December 13, 2011
With 2011 delivery prices hovering around $1,000 a ton, expect an increase in Arkansas’ peanut acreage for 2012.
Prices for peanuts soared on declining production in the major peanut states. The National Agricultural Statistics Service last month estimated total 2011 peanut production at 3.65 billion pounds, down from 4.15 billion in 2010. Georgia was the nation’s peanut leader in 2011 with 470,000 acres. Other major producers are Alabama, Florida, Texas, North Carolina, Mississippi, Virginia, Oklahoma, New Mexico and South Carolina.
By contrast, there were approximately 4,000 acres of peanuts grown in Arkansas in 2011, about four times the 2010 acreage. The peanuts were concentrated in Lawrence, Clay and Randolph counties with a smaller acreage – about 600 – in Phillips County.
Mike Andrews, Randolph County Extension staff chair for the University of Arkansas Division of Agriculture, said his county had about 1,275 acres of peanuts.“We had eight to 10 growers and I think most will grow peanuts next year if the economics are there. I have visited with several other farmers that say they will also grow peanuts next year as long as the price holds and the spring will allow for planting.”

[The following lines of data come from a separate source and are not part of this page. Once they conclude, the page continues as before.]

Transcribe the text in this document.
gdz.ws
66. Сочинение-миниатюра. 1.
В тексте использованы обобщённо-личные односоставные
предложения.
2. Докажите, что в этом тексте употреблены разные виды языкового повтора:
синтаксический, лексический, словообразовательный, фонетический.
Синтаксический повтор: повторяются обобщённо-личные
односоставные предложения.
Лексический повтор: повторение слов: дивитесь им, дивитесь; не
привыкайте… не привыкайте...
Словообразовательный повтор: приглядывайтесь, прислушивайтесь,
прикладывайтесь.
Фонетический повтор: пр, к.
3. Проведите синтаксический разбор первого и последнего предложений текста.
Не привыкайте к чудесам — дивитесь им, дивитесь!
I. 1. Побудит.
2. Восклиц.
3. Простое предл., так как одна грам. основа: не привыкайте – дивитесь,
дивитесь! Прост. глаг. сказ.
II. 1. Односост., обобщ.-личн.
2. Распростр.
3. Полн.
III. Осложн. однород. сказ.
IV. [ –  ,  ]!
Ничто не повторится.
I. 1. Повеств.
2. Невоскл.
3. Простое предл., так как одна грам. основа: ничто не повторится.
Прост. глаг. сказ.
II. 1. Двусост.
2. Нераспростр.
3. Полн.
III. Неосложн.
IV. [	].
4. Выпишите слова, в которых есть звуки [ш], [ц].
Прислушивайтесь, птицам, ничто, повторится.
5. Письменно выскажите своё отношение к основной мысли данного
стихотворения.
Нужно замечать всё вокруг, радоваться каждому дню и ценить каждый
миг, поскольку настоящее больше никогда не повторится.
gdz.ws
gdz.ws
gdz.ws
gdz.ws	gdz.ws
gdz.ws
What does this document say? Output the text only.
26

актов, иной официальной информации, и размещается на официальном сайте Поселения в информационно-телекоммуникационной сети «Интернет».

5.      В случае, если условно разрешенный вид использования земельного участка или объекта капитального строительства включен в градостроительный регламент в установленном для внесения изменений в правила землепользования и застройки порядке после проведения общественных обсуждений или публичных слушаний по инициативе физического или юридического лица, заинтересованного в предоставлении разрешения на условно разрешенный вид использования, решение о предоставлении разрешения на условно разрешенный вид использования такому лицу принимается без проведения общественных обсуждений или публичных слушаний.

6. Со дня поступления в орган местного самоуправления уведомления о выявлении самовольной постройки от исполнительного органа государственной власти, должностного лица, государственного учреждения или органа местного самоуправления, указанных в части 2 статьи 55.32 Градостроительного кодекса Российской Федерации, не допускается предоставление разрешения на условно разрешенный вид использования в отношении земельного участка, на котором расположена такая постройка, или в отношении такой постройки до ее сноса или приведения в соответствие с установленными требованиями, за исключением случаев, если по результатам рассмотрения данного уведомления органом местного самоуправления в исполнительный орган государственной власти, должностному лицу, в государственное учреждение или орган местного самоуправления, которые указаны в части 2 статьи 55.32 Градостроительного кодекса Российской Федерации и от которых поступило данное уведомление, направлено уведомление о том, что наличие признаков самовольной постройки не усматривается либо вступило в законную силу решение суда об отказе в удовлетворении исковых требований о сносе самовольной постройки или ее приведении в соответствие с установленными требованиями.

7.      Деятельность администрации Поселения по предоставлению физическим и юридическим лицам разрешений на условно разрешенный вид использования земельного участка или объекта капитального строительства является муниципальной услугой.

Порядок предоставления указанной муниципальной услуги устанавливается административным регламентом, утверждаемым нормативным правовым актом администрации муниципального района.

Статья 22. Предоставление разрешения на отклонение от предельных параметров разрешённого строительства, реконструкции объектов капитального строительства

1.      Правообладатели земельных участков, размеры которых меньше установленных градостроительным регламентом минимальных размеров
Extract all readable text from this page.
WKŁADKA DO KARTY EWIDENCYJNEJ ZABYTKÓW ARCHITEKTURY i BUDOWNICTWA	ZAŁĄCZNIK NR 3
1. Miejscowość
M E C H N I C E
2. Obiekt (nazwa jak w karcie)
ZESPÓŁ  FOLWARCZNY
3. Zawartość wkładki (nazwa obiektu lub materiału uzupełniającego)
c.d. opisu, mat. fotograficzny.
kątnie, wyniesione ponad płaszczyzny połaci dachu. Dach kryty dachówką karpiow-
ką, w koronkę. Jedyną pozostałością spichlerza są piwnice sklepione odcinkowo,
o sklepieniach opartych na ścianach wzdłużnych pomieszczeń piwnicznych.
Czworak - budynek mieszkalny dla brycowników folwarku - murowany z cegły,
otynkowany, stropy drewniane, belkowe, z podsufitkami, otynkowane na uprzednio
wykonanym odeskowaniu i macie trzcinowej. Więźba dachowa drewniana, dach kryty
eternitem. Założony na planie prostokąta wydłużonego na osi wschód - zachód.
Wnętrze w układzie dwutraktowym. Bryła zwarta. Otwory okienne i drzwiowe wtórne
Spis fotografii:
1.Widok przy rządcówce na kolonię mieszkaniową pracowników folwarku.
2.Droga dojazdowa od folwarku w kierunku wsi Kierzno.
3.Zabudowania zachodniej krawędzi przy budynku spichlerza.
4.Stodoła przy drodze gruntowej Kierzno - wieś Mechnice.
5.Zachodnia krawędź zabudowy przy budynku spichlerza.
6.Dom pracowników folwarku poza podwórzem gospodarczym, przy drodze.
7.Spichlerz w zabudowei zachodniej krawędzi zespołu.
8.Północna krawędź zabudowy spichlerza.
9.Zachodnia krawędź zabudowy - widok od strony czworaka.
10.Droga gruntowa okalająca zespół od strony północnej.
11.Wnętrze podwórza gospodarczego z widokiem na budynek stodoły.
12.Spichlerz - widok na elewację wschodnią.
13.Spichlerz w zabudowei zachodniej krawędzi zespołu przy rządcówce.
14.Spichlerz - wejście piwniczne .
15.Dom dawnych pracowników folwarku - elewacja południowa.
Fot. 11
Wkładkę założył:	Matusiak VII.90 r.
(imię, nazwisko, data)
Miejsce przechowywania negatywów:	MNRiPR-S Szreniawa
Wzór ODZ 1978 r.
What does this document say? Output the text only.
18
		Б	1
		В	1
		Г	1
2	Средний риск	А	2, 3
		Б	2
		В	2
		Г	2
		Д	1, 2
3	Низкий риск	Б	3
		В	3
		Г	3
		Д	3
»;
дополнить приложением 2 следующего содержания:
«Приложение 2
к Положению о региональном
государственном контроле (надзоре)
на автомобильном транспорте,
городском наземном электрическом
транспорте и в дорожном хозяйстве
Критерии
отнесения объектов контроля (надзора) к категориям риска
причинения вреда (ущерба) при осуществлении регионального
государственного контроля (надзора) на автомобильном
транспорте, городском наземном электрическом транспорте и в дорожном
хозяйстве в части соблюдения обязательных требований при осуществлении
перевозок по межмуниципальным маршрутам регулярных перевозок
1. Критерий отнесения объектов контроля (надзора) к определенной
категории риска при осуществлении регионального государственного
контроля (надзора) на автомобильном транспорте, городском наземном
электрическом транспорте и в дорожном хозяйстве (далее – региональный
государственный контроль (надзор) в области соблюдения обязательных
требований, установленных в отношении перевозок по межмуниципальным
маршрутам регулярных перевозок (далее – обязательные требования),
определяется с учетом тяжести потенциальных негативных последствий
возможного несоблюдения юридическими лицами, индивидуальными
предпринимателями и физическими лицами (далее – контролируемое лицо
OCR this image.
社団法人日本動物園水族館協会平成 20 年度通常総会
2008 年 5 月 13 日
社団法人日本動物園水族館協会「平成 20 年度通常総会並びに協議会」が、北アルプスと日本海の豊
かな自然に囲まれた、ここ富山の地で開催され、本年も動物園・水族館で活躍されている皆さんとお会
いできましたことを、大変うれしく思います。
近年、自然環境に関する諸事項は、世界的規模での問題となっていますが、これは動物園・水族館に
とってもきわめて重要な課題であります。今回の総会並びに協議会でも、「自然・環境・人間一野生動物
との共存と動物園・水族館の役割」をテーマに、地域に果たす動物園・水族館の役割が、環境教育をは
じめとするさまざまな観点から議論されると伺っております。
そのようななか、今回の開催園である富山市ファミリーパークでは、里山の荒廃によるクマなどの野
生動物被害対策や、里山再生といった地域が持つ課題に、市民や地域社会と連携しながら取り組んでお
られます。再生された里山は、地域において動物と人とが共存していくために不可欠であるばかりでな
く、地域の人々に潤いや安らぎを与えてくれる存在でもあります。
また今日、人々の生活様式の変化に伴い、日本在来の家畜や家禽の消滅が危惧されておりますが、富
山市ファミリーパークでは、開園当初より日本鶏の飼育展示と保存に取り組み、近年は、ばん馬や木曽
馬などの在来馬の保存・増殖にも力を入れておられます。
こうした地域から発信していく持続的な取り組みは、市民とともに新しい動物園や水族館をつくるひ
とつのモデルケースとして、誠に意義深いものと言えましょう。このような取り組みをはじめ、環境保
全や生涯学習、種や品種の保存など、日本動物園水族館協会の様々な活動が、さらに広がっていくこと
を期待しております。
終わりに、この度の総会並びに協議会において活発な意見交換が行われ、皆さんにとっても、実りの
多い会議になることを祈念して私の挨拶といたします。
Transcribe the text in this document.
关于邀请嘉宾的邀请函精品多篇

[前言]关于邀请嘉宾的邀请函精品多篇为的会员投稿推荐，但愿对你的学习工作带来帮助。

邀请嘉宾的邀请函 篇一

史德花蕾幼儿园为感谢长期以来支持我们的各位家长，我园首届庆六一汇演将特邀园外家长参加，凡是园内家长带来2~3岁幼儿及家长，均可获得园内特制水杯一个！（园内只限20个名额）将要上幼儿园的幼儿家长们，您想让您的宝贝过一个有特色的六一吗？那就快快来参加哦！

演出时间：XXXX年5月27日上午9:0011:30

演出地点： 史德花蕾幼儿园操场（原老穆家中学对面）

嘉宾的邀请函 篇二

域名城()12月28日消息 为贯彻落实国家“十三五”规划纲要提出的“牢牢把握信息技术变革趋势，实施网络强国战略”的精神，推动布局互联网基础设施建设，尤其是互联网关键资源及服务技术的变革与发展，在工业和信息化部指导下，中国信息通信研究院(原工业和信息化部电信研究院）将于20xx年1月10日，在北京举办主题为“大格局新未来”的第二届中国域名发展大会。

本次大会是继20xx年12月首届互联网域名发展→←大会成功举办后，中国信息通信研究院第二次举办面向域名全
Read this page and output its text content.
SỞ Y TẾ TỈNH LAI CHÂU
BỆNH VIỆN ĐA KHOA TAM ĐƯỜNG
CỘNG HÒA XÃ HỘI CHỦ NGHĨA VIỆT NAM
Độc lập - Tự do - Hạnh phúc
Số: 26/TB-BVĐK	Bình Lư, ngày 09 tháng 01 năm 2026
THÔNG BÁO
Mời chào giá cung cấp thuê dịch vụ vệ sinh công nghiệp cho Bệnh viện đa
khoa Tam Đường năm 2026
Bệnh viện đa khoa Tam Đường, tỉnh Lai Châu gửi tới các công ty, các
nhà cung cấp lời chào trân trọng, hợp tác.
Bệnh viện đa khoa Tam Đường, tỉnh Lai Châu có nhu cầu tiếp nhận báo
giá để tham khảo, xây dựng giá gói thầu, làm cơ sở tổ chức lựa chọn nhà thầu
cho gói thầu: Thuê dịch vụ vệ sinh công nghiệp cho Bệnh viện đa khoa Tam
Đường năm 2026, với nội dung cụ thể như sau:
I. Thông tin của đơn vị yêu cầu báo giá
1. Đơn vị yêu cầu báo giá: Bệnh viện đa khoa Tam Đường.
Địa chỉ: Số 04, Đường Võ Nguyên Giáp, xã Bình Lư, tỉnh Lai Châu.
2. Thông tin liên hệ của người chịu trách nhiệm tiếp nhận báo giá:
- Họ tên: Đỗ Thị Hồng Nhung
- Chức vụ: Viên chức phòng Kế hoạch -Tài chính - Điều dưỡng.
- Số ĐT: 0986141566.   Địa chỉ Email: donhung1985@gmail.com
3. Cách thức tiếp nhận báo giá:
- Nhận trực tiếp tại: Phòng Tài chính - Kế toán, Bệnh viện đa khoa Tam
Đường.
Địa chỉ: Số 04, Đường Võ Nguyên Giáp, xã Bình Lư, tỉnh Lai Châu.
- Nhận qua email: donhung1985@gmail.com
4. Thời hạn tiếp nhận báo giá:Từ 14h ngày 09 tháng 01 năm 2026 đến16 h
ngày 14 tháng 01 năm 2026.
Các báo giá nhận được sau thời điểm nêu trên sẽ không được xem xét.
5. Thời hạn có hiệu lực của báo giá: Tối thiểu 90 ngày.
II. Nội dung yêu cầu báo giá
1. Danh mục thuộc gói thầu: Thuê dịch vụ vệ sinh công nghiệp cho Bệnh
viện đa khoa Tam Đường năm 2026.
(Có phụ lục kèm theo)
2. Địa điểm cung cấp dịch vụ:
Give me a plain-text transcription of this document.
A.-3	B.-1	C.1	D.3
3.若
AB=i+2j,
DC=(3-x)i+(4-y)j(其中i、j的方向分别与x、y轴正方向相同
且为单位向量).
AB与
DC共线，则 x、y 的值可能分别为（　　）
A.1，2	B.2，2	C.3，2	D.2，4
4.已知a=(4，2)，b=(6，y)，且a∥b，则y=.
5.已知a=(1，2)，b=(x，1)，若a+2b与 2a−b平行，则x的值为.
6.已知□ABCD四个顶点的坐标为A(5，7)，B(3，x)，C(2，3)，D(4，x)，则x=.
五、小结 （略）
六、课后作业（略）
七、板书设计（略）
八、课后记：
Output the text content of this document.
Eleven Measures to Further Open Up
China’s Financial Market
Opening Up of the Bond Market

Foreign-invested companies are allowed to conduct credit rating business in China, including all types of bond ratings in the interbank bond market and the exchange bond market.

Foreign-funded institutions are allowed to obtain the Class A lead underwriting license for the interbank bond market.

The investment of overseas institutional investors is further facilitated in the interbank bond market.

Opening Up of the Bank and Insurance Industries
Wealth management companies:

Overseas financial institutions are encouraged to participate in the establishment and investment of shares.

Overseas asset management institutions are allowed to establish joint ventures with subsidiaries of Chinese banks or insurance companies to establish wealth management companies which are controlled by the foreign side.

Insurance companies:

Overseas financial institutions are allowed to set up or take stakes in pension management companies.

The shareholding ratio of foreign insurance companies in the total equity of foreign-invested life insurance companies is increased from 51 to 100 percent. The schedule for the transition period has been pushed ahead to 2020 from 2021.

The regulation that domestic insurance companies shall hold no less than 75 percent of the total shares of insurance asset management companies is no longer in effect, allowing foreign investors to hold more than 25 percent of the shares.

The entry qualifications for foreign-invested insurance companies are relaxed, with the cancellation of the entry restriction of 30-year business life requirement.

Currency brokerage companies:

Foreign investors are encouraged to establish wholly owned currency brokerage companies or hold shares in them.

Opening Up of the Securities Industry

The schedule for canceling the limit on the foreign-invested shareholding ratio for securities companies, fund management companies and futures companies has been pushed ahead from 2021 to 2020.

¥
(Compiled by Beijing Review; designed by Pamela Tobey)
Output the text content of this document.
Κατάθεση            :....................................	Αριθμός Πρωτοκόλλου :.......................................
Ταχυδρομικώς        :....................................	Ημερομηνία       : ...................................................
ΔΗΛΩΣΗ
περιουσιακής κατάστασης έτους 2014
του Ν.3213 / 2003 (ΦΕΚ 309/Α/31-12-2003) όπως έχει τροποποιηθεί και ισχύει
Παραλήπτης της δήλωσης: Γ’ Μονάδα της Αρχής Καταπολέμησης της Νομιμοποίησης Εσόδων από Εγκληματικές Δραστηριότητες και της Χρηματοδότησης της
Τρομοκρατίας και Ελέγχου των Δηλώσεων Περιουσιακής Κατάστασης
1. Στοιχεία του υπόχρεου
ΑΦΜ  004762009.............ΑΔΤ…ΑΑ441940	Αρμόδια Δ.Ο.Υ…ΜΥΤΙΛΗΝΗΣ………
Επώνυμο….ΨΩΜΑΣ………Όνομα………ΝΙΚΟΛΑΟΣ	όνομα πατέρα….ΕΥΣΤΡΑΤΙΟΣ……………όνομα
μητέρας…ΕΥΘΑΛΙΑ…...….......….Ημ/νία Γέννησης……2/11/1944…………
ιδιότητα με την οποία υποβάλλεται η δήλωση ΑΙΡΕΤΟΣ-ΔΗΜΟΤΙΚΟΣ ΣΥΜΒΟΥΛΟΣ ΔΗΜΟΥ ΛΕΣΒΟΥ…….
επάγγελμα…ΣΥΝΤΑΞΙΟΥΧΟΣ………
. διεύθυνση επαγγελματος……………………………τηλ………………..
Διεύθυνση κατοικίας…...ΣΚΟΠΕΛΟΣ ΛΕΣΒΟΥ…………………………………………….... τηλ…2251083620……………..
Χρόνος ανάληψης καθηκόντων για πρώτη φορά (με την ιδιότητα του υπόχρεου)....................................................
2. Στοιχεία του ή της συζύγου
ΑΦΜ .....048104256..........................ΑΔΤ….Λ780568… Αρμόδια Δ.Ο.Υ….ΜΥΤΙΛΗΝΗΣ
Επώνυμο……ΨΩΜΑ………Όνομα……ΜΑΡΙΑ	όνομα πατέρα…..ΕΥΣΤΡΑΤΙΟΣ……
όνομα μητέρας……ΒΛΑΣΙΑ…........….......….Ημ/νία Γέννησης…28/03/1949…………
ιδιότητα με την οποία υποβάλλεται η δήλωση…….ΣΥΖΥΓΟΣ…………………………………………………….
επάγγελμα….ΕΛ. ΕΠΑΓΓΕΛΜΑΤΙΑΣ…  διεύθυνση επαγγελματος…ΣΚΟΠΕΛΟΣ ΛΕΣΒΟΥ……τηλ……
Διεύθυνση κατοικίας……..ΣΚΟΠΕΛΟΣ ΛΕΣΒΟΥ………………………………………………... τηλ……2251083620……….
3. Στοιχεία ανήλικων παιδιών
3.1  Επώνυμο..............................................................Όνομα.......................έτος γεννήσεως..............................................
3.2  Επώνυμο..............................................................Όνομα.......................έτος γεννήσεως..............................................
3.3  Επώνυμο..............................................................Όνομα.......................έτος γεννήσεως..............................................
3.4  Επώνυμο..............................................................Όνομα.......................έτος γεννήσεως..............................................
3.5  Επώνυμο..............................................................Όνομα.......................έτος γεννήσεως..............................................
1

Several peanut processors, including the Clint Williams Co. of Madill, Okla., have made forays into Arkansas to encourage growers. The company’s biggest domestic buyer is M&Ms maker Mars, with other major candy makers among its customers.
“We already have farmers signing contracts for next year, including some who didn’t grow peanuts this year,” said Chris Elkins, Arkansas development manager for Clint Williams. “We have some who will be buying harvesting equipment. They think this will be a crop that will really work for them.”
In Lawrence County, where there were some 2,000 acres of peanuts, Herb Ginn, Extension staff chair, said that even after the first snow fell: “I still have companies calling looking for growers.”
Arkansas’ peanut past
Peanut acres used to be more plentiful in Arkansas. In 1909, the earliest year that NASS has figures for peanuts in Arkansas, showed 10,000 acres planted and 6,000 acres harvested. Records continue in consecutive years until 1959, when 4,000 acres were planted, 3,000 harvested, including 2,000 acres used as hay. The next year for which NASS recorded numbers for peanuts in Arkansas is 1997; followed by 2002 and 2007, all part of the Census of Agriculture.
“We ’re just trying to bring them back,” Elkins said. “We hope they can be grown here and with all our efforts out here, we can provide the world’s growing need” for peanuts.
With drought keeping an iron grip on what was established peanut-growing country in Texas and Oklahoma, more plentiful water and good soil made Arkansas very attractive. However, it was the plentiful water that made the 2011 crop a little tougher for Arkansas peanut growers, along with their cotton- and rice-growing counterparts.
“The flood in the spring did delay planting which made harvest run a little late this fall,” Andrews said.
“As with other crops, it has been a very tough year for peanut growers,” Ginn said. “Weed pressure due to unfavorable conditions for residual herbicides, replanting, late planting and other problems provided ample challenges for producers.”
However, the challenges paid off, Elkins said. “We had historically high prices for the crop this year. When we contracted with growers in the spring, we were contracting at $650 a ton, with an escalator clause that if the others went up, we would too.”
When harvest came, “most of them were delivering at $1,000 a ton,” Elkins said. That was more than double the 2010 delivery price of $400 a ton.
Building support
With the surge in interest, comes an increase in support for growers.
The enthusiasm among producers in the Natural State for peanuts is prompting Clint Williams to establish a buying point in Arkansas to accept, grade, dry and store local deliveries.
Meanwhile, Andrews and Ginn were planning a peanut production meeting Jan. 19 at the Black River Technical College auditorium in Pocahontas. The program will include Mike Howell, Mississippi State peanut specialist, and Scott Monfort, former University of Arkansas plant pathologist who is now peanut specialist at Clemson.